# Nan in layer normalization

I have noticed that if I use layer normalization in a small model I can get, sometimes, a nan in the gradient.
I think this is because the model ends up having 0 variances.
I have to mention that I’m experimenting with a really small model (5 hidden unit), but I’m wondering if there is a way to have a more stable solution (adding an epsilon 1^-6 do not solve my problem).

Cheers,
Sandro

How do you compute the normalization ?

It shouldnt give you nan if you divide by (std + epsilon)

1 Like

Yes, I do std + epsilon.

But I noticed that if I get a nan, I get it form the first batch. So I’m wondering if this could relate to the fact that: at the first batch the values are normally distributed ( I’m using xavier initialization), this means that it might actually happen to have small std

Being normally distributed doesn’t mean that it has small stddev. Being standard normally distributed will only have small mean.

1 Like

But from a deeper look, I found out that I got nan only when the hidden unite are all 0. That means that both mean and std are 0. For some reason, if you try this:

``````import torch

loss_fn = torch.nn.MSELoss()
mean = x.mean(-1, keepdim=True)
std = x.std(-1, keepdim=True)
r = (x - mean)/(std + 1e-6)
loss.backward()
``````

You got a None grad, which seems odd. Any intuition why this is happening ?

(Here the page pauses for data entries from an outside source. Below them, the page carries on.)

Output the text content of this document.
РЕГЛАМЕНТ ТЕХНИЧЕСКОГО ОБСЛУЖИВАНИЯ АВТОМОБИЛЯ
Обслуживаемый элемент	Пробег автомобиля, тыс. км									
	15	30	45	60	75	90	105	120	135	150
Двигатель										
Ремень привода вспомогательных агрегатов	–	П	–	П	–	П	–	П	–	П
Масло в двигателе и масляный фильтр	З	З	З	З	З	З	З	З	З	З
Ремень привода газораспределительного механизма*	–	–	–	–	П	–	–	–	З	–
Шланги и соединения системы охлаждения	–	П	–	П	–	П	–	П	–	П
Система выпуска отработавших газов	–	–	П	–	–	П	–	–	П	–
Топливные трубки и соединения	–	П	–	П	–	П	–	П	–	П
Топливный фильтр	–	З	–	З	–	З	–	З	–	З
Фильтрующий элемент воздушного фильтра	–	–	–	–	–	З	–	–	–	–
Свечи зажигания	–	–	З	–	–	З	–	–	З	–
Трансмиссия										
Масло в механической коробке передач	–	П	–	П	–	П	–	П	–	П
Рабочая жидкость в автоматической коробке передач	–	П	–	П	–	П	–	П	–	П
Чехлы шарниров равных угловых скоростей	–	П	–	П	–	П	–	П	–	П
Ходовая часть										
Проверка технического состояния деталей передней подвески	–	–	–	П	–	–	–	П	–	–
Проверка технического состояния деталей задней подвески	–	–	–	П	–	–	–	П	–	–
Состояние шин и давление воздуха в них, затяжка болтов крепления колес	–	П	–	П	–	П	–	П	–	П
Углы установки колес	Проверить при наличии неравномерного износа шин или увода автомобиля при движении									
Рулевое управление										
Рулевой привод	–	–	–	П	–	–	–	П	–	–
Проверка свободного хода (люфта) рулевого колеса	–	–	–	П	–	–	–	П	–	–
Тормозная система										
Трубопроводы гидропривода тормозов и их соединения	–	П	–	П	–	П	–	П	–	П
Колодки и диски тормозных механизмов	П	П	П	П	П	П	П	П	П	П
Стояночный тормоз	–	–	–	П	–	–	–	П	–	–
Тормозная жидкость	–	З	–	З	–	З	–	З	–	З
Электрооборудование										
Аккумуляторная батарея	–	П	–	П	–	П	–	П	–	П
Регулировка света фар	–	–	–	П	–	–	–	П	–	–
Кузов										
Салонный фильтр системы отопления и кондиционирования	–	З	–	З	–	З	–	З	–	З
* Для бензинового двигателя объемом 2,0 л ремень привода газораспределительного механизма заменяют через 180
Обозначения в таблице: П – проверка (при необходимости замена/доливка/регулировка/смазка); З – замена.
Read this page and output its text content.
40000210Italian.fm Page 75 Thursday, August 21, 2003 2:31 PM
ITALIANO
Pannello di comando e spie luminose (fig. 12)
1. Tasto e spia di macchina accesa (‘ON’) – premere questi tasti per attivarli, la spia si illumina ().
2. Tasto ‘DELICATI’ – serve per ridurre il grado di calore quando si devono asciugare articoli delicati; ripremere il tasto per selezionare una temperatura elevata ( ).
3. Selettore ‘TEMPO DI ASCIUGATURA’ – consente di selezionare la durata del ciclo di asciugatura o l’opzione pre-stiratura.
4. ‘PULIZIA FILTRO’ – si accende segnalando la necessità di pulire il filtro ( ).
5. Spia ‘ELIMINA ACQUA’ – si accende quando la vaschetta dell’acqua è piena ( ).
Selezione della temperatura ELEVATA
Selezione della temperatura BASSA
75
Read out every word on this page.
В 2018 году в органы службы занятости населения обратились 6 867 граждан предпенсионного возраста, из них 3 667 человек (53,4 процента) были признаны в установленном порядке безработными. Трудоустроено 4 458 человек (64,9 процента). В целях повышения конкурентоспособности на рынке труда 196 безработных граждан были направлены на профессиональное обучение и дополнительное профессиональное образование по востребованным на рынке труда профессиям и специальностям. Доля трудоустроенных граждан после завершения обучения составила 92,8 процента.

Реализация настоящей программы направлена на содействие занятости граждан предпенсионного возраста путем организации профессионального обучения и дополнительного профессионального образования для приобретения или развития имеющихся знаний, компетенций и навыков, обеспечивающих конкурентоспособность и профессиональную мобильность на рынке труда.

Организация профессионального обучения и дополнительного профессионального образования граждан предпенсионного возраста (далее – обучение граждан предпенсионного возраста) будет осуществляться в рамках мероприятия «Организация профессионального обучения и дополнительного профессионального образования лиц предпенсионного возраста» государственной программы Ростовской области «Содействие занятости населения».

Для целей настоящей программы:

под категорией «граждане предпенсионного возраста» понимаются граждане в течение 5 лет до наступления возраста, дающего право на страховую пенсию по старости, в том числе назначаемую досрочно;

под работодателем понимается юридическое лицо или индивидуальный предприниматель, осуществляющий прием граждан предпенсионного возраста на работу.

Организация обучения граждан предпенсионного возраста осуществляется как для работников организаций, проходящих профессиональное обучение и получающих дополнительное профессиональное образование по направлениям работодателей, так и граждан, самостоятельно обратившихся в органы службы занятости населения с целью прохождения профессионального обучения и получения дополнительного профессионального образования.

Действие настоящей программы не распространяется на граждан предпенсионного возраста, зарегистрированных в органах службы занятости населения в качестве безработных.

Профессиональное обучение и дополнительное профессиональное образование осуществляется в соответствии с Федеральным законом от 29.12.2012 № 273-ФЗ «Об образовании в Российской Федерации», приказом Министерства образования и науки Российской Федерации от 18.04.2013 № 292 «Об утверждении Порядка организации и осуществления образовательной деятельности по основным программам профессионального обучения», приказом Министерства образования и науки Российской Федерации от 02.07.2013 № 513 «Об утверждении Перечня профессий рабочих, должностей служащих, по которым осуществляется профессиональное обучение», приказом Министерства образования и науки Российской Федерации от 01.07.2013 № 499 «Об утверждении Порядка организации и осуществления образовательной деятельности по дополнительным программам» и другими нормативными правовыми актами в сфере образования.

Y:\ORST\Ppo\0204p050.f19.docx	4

Your r doesn’t retain_grad. You should add `r.retain_grad()` after computing r.

Thx, but I still do not get why the gradient of x is nan.
I understand that the gradient of mean can explode because it is 1/(std+ 1^-6), but the derivate of x should be 1/N

``````import torch

loss_fn = torch.nn.MSELoss()
mean = x.mean(-1, keepdim=True)
std = x.std(-1, keepdim=True)
r = (x - mean) / (std + 1e-6)
loss.backward()
This makes no sense. `loss.backward` implicitly backwards a grad_output of 1.